Screens with a molded lenticular surface are frequently used with projection television systems. In this case, the purpose of the lenses is to focus more of the light into a horizontal beam and allow less of the light to escape above and below the plane of the viewer. In this way, the apparent brightness of the image is increased.

Ordinary front-projection screens can also be described as lenticular. In this case, rather than transparent lenses, the shapes formed are tiny curved reflectors.

3D television

As of 2010, a number of manufacturers were developing auto-stereoscopic high definition 3D televisions, using lenticular lens systems to avoid the need for special spectacles. One of these, Chinese manufacturer TCL, was selling a 42" LCD model—the TD-42F—in China for around US\$20,000.[3]

Lenticular color motion picture processes

Lenticular lenses were used in early color motion picture processes of the 1920s such as the Keller-Dorian system and Kodacolor. This enabled color pictures with the use of merely monochrome film stock.[4]

Angle of view of a lenticular print

The angle of view of a lenticular print is the range of angles within which the observer can see the entire image. This is determined by the maximum angle at which a ray can leave the image through the correct lenticule.

Angle within the lens

The diagram at right shows in green the most extreme ray within the lenticular lens that will be refracted correctly by the lens. This ray leaves one edge of an image strip (at the lower right) and exits through the opposite edge of the corresponding lenticule.

Definitions

• $R$ is the angle between the extreme ray and the normal at the point where it exits the lens,
• $p$ is the pitch, or width of each lenticular cell,
• $r$ is the radius of curvature of the lenticule,
• $e$ is the thickness of the lenticular lens
• $h$ is the thickness of the substrate below the curved surface of the lens, and
• $n$ is the lens's index of refraction.

Calculation

$R=A-\arctan\left({p \over h}\right)$,

where

$A=\arcsin \left({p \over 2r}\right)$,
$h=e-f$ is the distance from the back of the grating to the edge of the lenticule, and
$f=r-\sqrt{r^2-\left({p \over 2}\right)^2}$.

Angle outside the lens

The angle outside the lens is given by refraction of the ray determined above. The full angle of observation $O$ is given by

$O=2(A-I)$,

where $I$ is the angle between the extreme ray and the normal outside the lens. From Snell's Law,

$I=\arcsin \left({n\sin(R) \over n_a}\right)$,

where $n_a \approx 1.003$ is the index of refraction of air.

Example

Consider a lenticular print that has lenses with 336.65 µm pitch, 190.5 µm radius of curvature, 457 µm thickness, and an index of refraction of 1.557. The full angle of observation $O$ would be 64.6°.
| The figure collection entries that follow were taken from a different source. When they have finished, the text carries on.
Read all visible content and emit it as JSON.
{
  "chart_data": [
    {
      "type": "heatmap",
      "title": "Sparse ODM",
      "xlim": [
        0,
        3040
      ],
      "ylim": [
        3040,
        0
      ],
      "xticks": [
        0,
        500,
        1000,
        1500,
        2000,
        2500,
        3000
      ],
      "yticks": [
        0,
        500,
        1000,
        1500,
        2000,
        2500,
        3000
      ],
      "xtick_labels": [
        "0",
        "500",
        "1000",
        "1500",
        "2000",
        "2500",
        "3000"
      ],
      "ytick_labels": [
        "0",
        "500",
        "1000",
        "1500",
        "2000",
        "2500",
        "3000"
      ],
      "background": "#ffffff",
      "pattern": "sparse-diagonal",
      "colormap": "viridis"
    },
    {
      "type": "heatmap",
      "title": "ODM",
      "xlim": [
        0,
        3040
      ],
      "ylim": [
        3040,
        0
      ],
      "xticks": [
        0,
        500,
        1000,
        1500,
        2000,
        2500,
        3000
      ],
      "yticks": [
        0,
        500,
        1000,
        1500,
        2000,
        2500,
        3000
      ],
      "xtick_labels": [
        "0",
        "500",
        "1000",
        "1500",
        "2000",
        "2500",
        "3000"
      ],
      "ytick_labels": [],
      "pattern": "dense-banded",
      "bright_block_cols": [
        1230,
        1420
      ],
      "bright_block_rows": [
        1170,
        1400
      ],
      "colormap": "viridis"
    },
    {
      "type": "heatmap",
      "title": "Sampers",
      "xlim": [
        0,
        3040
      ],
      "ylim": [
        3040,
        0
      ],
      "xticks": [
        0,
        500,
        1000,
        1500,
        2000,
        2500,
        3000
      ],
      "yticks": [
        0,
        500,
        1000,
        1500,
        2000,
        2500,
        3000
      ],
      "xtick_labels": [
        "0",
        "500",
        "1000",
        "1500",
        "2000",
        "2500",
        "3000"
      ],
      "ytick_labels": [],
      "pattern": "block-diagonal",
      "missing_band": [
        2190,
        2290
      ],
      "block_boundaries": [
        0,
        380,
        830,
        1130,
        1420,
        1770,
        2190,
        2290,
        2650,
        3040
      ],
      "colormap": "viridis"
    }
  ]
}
Rear focal plane of a lenticular network

The focal length of the lens is calculated from the lensmaker's equation, which in this case simplifies to:

$F={r \over n-1}$,

where $F$ is the focal length of the lens.

The back focal plane is located at a distance $BFD$ from the back of the lens:

$BFD=F- {e \over n}.$

A negative BFD indicates that the focal plane lies inside the lens.

In most cases, lenticular lenses are designed to have the rear focal plane coincide with the back plane of the lens. The condition for this coincidence is $BFD=0$, or

$e={nr \over n-1}.$

This equation imposes a relation between the lens thickness $e$ and its radius of curvature $r$.

Example

The lenticular lens in the example above has focal length 342 µm and back focal distance 48 µm, indicating that the focal plane of the lens falls 48 micrometers behind the image printed on the back of the lens.